Sengat Kematian Disingkirkan
BUKANLAH hal yang jarang untuk membaca tentang kematian sebagai hal yang alami atau normal. Sesungguhnya, halnya tidak demikian, menurut catatan Alkitab. Kematian adalah musuh yang muncul akibat dosa. ”Dosa telah masuk ke dalam dunia oleh satu orang, dan oleh dosa itu juga maut, demikianlah maut itu telah menjalar kepada semua orang, karena semua orang telah berbuat dosa,” kata Alkitab di Roma 5:12.
Karena kematian bukan kehendak Allah bagi umat manusia, Ia dengan pengasih telah menyediakan jalan keluarnya. Dengan merelakan Putra-Nya untuk mati demi kepentingan kita, Ia menyediakan tebusan yang sebanding sebagai ganti hukuman mati. (Matius 20:28; 1 Yohanes 2:2) Ia juga telah menjanjikan suatu firdaus di bumi dengan pemerintahan yang sama sekali baru untuk berkuasa atas seluruh umat manusia. Pemerintahan tersebut akan sepenuhnya menghapuskan pengaruh-pengaruh dosa dan kematian. (Lukas 18:30) Alkitab mengatakan di Wahyu 21:3, 4, ”Ia akan menjadi Allah mereka. Dan Ia akan menghapus segala air mata dari mata mereka, dan maut tidak akan ada lagi; tidak akan ada lagi perkabungan, atau ratap tangis, atau dukacita, sebab segala sesuatu yang lama itu telah berlalu.” Tetapi bagaimana dengan orang-orang yang sudah meninggal?
Mereka memiliki harapan kebangkitan—prospek untuk hidup kembali sebagai manusia di bumi Firdaus, dengan tubuh dan pikiran yang sehat sempurna. Memang, ”saatnya akan tiba, bahwa semua orang yang di dalam kuburan akan mendengar suaraNya dan . . . keluar”. (Yohanes 5:28, 29) Pribadi yang Allah utus untuk menebus umat manusia, Kristus Yesus, selanjutnya meyakinkan kita, ”Inilah kehendak BapaKu, yaitu supaya setiap orang, yang melihat Anak dan yang percaya kepadaNya beroleh hidup yang kekal, dan supaya Aku membangkitkannya pada akhir zaman.”—Yohanes 6:40.
Harapan kebangkitan inilah yang menopang banyak orang yang telah kehilangan orang yang mereka kasihi dalam kematian. Mereka menyadari bahwa orang-orang yang mereka kasihi hanya ”tidur dalam kematian” (NW) dan oleh sebab itu, mereka tidak ”berdukacita seperti orang-orang lain yang tidak mempunyai pengharapan”. (1 Tesalonika 4:13) Mereka menanti-nantikan saat untuk kembali menikmati pergaulan bersama orang-orang yang sudah meninggal tersebut dalam sistem perkara baru yang Allah janjikan. Mereka beriman kepada Allah yang memberi penghiburan dan pengharapan.—Roma 15:4, 13; 2 Korintus 1:3; 2 Tesalonika 2:16.

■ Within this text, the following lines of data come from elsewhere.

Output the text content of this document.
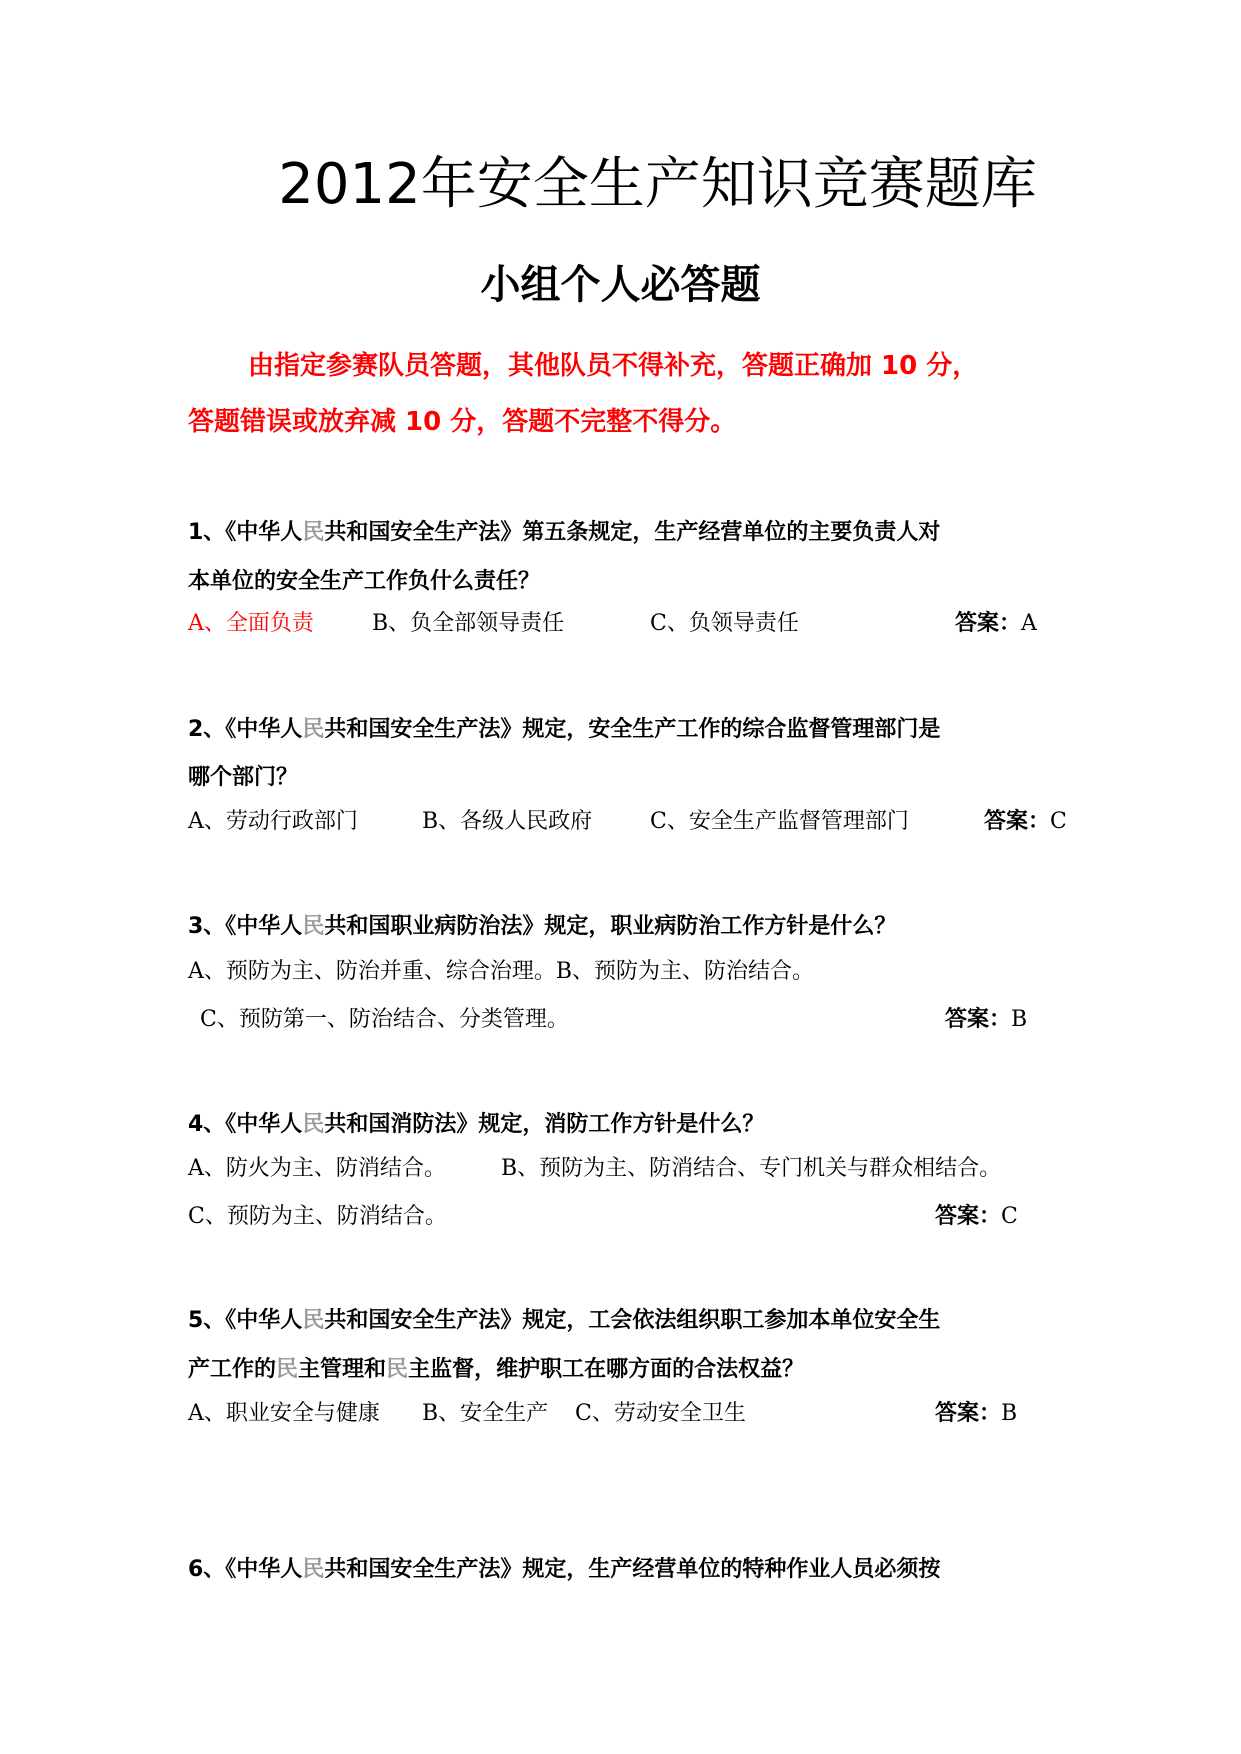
2012年安全生产知识竞赛题库
小组个人必答题
由指定参赛队员答题，其他队员不得补充，答题正确加 10 分，
答题错误或放弃减 10 分，答题不完整不得分。
1、《中华人民共和国安全生产法》第五条规定，生产经营单位的主要负责人对
本单位的安全生产工作负什么责任？
A、全面负责	B、负全部领导责任	C、负领导责任	答案：A
2、《中华人民共和国安全生产法》规定，安全生产工作的综合监督管理部门是
哪个部门？
A、劳动行政部门	B、各级人民政府	C、安全生产监督管理部门	答案：C
3、《中华人民共和国职业病防治法》规定，职业病防治工作方针是什么？
A、预防为主、防治并重、综合治理。B、预防为主、防治结合。
C、预防第一、防治结合、分类管理。	答案：B
4、《中华人民共和国消防法》规定，消防工作方针是什么？
A、防火为主、防消结合。	B、预防为主、防消结合、专门机关与群众相结合。
C、预防为主、防消结合。	答案：C
5、《中华人民共和国安全生产法》规定，工会依法组织职工参加本单位安全生
产工作的民主管理和民主监督，维护职工在哪方面的合法权益？
A、职业安全与健康 B、安全生产 C、劳动安全卫生	答案：B
6、《中华人民共和国安全生产法》规定，生产经营单位的特种作业人员必须按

Itulah sebabnya upacara pemakaman Saksi-Saksi Yehuwa terkenal berbeda dari berbagai upacara pemakaman lainnya. Agar patut mendapat perkenan Allah, Saksi-Saksi menghindari praktik apa pun yang bertentangan dengan Firman-Nya, Alkitab. Tradisi dan berbagai lambang yang didasarkan atas kepercayaan, yang tidak diajarkan dalam Alkitab dihindari. Karena mereka menyembah hanya kepada Allah yang sejati, Yehuwa, mereka menolak memberikan semacam penghormatan dengan sikap memuja kepada orang yang meninggal. Dan mereka tidak mengadakan apa pun sebagai pameran kekayaan atau status, karena mereka tahu bahwa ini tidak menyenangkan Allah. (1 Yohanes 2:16) Upacara pemakaman mereka sederhana dan terhormat serta membantu menenangkan hati orang-orang yang ditinggalkan. Sebuah khotbah diberikan untuk mengenang orang yang meninggal, menonjolkan harapan yang ada dalam Alkitab. Mereka berkabung, namun tidak berlebih-lebihan.
Saksi-Saksi Yehuwa mengetahui bahwa tak lama lagi ’musuh yang terakhir, yakni maut’ akan disingkirkan. Maka, kata-kata nubuat ini akan terbukti benar, ”Maut telah ditelan dalam kemenangan. Hai maut di manakah kemenanganmu? Hai maut, di manakah sengatmu?”—1 Korintus 15:26, 54, 55.